Not only did the Snowflake IPO outdo all others so far in the software industry, it also stands out as the second-largest in 2020, after Pershing Square’s Tontine Holdings. That IPO raised $4 billion.

And three key Snowflake investors surely aren’t complaining. CEO Frank Slootman, ex-CEO Bob Muglia, and cofounder and CTO Benoit Dageville all are now billionaires, as Forbes noted.

Investors Get Rich

They aren’t the only investors who came out strong on the Snowflake IPO. Salesforce and Berkshire Hathaway did, too. Snowflake said in a Securities and Exchange Commission filing last week that each of those giants has committed to buying $250 million in Snowflake stock. Berkshire also intended to buy 4 million more shares from Snowflake’s former CEO in a private transaction, according to The Motley Fool. The Warren Buffett-backed company was to pay the IPO price. That promised to bring Buffett’s total Snowflake investment to more than $500 million.

Legendary investor Buffett did better than expected, however. CNBC reported at 1 p.m. Eastern on Wednesday that Buffett made about $1 billion off of Snowflake. This reflected a philosophical shift on Buffett’s part. As CNBC reported, Buffett hasn’t put money into a newly public U.S. company since 1956, when Ford held its IPO.

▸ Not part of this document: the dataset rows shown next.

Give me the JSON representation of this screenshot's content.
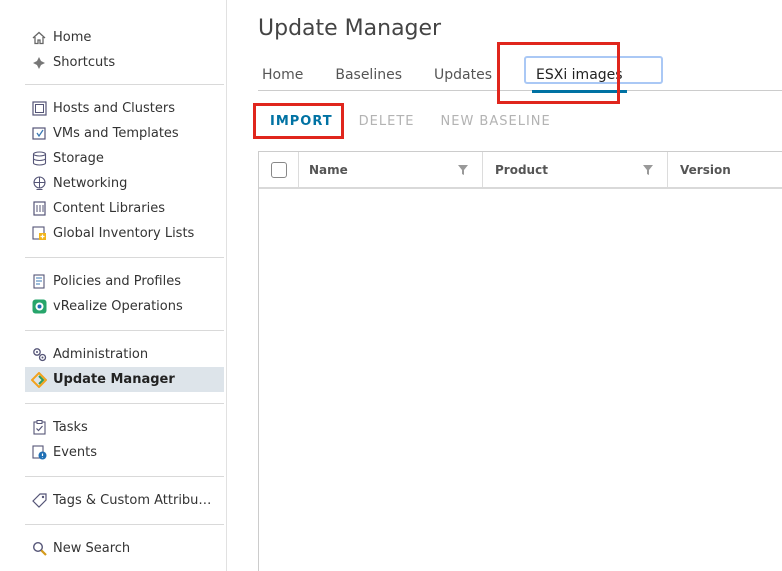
{
  "sidebar": {
    "groups": [
      [
        {
          "label": "Home",
          "icon": "home-icon"
        },
        {
          "label": "Shortcuts",
          "icon": "shortcuts-icon"
        }
      ],
      [
        {
          "label": "Hosts and Clusters",
          "icon": "hosts-clusters-icon"
        },
        {
          "label": "VMs and Templates",
          "icon": "vms-templates-icon"
        },
        {
          "label": "Storage",
          "icon": "storage-icon"
        },
        {
          "label": "Networking",
          "icon": "networking-icon"
        },
        {
          "label": "Content Libraries",
          "icon": "content-libraries-icon"
        },
        {
          "label": "Global Inventory Lists",
          "icon": "global-inventory-icon"
        }
      ],
      [
        {
          "label": "Policies and Profiles",
          "icon": "policies-icon"
        },
        {
          "label": "vRealize Operations",
          "icon": "vrealize-icon"
        }
      ],
      [
        {
          "label": "Administration",
          "icon": "administration-icon"
        },
        {
          "label": "Update Manager",
          "icon": "update-manager-icon",
          "active": true
        }
      ],
      [
        {
          "label": "Tasks",
          "icon": "tasks-icon"
        },
        {
          "label": "Events",
          "icon": "events-icon"
        }
      ],
      [
        {
          "label": "Tags & Custom Attribu…",
          "icon": "tags-icon"
        }
      ],
      [
        {
          "label": "New Search",
          "icon": "search-icon"
        }
      ]
    ]
  },
  "page": {
    "title": "Update Manager"
  },
  "tabs": [
    {
      "label": "Home"
    },
    {
      "label": "Baselines"
    },
    {
      "label": "Updates"
    },
    {
      "label": "ESXi images",
      "active": true
    }
  ],
  "actions": {
    "import": "IMPORT",
    "delete": "DELETE",
    "new_baseline": "NEW BASELINE"
  },
  "grid": {
    "columns": [
      "Name",
      "Product",
      "Version"
    ],
    "rows": []
  },
  "colors": {
    "accent": "#0072a3",
    "highlight": "#e0261d",
    "active_nav": "#dde4ea"
  }
}
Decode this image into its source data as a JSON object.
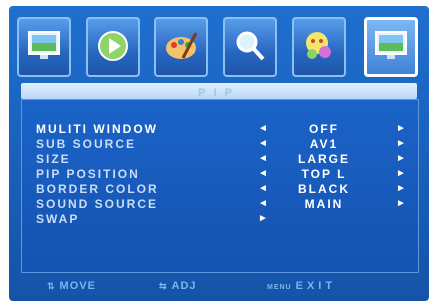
{
  "menu_title": "PIP",
  "icons": [
    {
      "name": "picture-icon",
      "active": false
    },
    {
      "name": "play-icon",
      "active": false
    },
    {
      "name": "palette-icon",
      "active": false
    },
    {
      "name": "magnifier-icon",
      "active": false
    },
    {
      "name": "setup-icon",
      "active": false
    },
    {
      "name": "pip-icon",
      "active": true
    }
  ],
  "rows": [
    {
      "label": "MULITI WINDOW",
      "value": "OFF",
      "left_arrow": "◄",
      "right_arrow": "►",
      "selected": true
    },
    {
      "label": "SUB SOURCE",
      "value": "AV1",
      "left_arrow": "◄",
      "right_arrow": "►"
    },
    {
      "label": "SIZE",
      "value": "LARGE",
      "left_arrow": "◄",
      "right_arrow": "►"
    },
    {
      "label": "PIP POSITION",
      "value": "TOP L",
      "left_arrow": "◄",
      "right_arrow": "►"
    },
    {
      "label": "BORDER COLOR",
      "value": "BLACK",
      "left_arrow": "◄",
      "right_arrow": "►"
    },
    {
      "label": "SOUND SOURCE",
      "value": "MAIN",
      "left_arrow": "◄",
      "right_arrow": "►"
    },
    {
      "label": "SWAP",
      "value": "",
      "left_arrow": "►",
      "right_arrow": ""
    }
  ],
  "footer": {
    "move_glyph": "⇅",
    "move_label": "MOVE",
    "adjust_glyph": "⇆",
    "adjust_label": "ADJ",
    "menu_glyph": "MENU",
    "exit_label": "EXIT"
  }
}
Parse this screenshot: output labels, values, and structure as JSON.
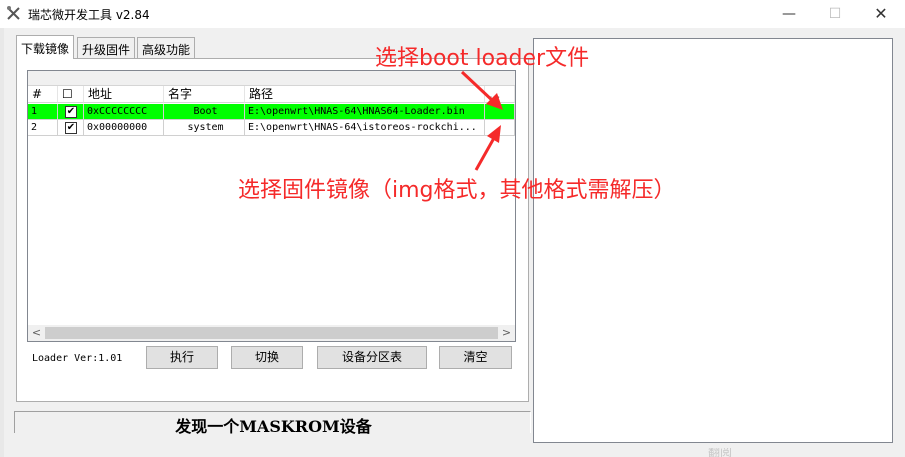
{
  "window": {
    "title": "瑞芯微开发工具 v2.84",
    "minimize_glyph": "—",
    "maximize_glyph": "☐",
    "close_glyph": "✕"
  },
  "tabs": [
    {
      "label": "下载镜像",
      "active": true
    },
    {
      "label": "升级固件",
      "active": false
    },
    {
      "label": "高级功能",
      "active": false
    }
  ],
  "table": {
    "columns": [
      "#",
      "☐",
      "地址",
      "名字",
      "路径",
      "..."
    ],
    "rows": [
      {
        "num": "1",
        "checked": "✔",
        "address": "0xCCCCCCCC",
        "name": "Boot",
        "path": "E:\\openwrt\\HNAS-64\\HNAS64-Loader.bin",
        "highlight": "#00ff00"
      },
      {
        "num": "2",
        "checked": "✔",
        "address": "0x00000000",
        "name": "system",
        "path": "E:\\openwrt\\HNAS-64\\istoreos-rockchi...",
        "highlight": "#ffffff"
      }
    ],
    "scroll_left": "<",
    "scroll_right": ">"
  },
  "loader_version": "Loader Ver:1.01",
  "buttons": {
    "execute": "执行",
    "switch": "切换",
    "partition_table": "设备分区表",
    "clear": "清空"
  },
  "status": "发现一个MASKROM设备",
  "annotations": {
    "boot_loader": "选择boot loader文件",
    "firmware_image": "选择固件镜像（img格式，其他格式需解压）",
    "color": "#f52a2a"
  },
  "bottom_fragment": "翻阅"
}
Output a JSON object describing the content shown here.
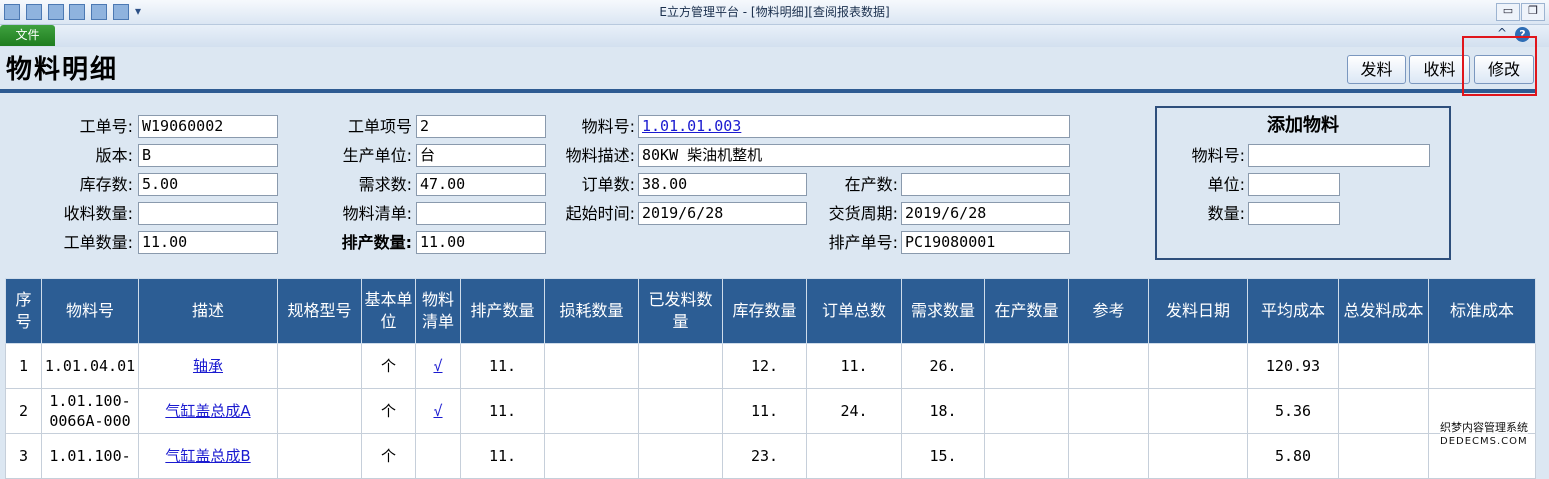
{
  "window": {
    "title": "E立方管理平台 - [物料明细][查阅报表数据]",
    "minimize": "▭",
    "restore": "❐"
  },
  "ribbon": {
    "file_tab": "文件",
    "collapse": "^",
    "help": "?"
  },
  "page": {
    "title": "物料明细"
  },
  "actions": {
    "issue": "发料",
    "receive": "收料",
    "modify": "修改"
  },
  "form": {
    "work_order_no": {
      "label": "工单号:",
      "value": "W19060002"
    },
    "version": {
      "label": "版本:",
      "value": "B"
    },
    "stock_qty": {
      "label": "库存数:",
      "value": "5.00"
    },
    "received_qty": {
      "label": "收料数量:",
      "value": ""
    },
    "order_qty": {
      "label": "工单数量:",
      "value": "11.00"
    },
    "item_no": {
      "label": "工单项号",
      "value": "2"
    },
    "unit": {
      "label": "生产单位:",
      "value": "台"
    },
    "demand_qty": {
      "label": "需求数:",
      "value": "47.00"
    },
    "bom": {
      "label": "物料清单:",
      "value": ""
    },
    "scheduled_qty": {
      "label": "排产数量:",
      "value": "11.00"
    },
    "material_no": {
      "label": "物料号:",
      "value": "1.01.01.003"
    },
    "material_desc": {
      "label": "物料描述:",
      "value": "80KW 柴油机整机"
    },
    "ordered_qty": {
      "label": "订单数:",
      "value": "38.00"
    },
    "start_time": {
      "label": "起始时间:",
      "value": "2019/6/28"
    },
    "in_production": {
      "label": "在产数:",
      "value": ""
    },
    "delivery": {
      "label": "交货周期:",
      "value": "2019/6/28"
    },
    "schedule_no": {
      "label": "排产单号:",
      "value": "PC19080001"
    }
  },
  "add_material": {
    "title": "添加物料",
    "material_no_label": "物料号:",
    "unit_label": "单位:",
    "qty_label": "数量:"
  },
  "table": {
    "headers": [
      "序号",
      "物料号",
      "描述",
      "规格型号",
      "基本单位",
      "物料清单",
      "排产数量",
      "损耗数量",
      "已发料数量",
      "库存数量",
      "订单总数",
      "需求数量",
      "在产数量",
      "参考",
      "发料日期",
      "平均成本",
      "总发料成本",
      "标准成本"
    ],
    "rows": [
      {
        "seq": "1",
        "material_no": "1.01.04.01",
        "desc": "轴承",
        "spec": "",
        "unit": "个",
        "bom": "√",
        "scheduled": "11.",
        "loss": "",
        "issued": "",
        "stock": "12.",
        "orders": "11.",
        "demand": "26.",
        "in_prod": "",
        "ref": "",
        "issue_date": "",
        "avg_cost": "120.93",
        "total_cost": "",
        "std_cost": ""
      },
      {
        "seq": "2",
        "material_no": "1.01.100-0066A-000",
        "desc": "气缸盖总成A",
        "spec": "",
        "unit": "个",
        "bom": "√",
        "scheduled": "11.",
        "loss": "",
        "issued": "",
        "stock": "11.",
        "orders": "24.",
        "demand": "18.",
        "in_prod": "",
        "ref": "",
        "issue_date": "",
        "avg_cost": "5.36",
        "total_cost": "",
        "std_cost": ""
      },
      {
        "seq": "3",
        "material_no": "1.01.100-",
        "desc": "气缸盖总成B",
        "spec": "",
        "unit": "个",
        "bom": "",
        "scheduled": "11.",
        "loss": "",
        "issued": "",
        "stock": "23.",
        "orders": "",
        "demand": "15.",
        "in_prod": "",
        "ref": "",
        "issue_date": "",
        "avg_cost": "5.80",
        "total_cost": "",
        "std_cost": ""
      }
    ]
  },
  "watermark": {
    "line1": "织梦内容管理系统",
    "line2": "DEDECMS.COM"
  }
}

Regardless, it’s now up to Snowflake to show investors it can live up to their high hopes. While the company more than doubled its revenue over the past six months (to $242 million), it still posted a net loss of $171 million. That alone makes it an atypical investment for Berkshire Hathaway, which prefers to funnel money into profitable firms. Still, Snowflake’s traction with customers may be one reason why Berkshire took a relatively safe bet. Snowflake recently told the SEC it has more than 3,100 clients, twice the number from a year ago. Of that, 146 qualify as Fortune 500.

The company trades under the symbol “SNOW.”

The company last month filed its intent to go public, hoping to raise $100 million.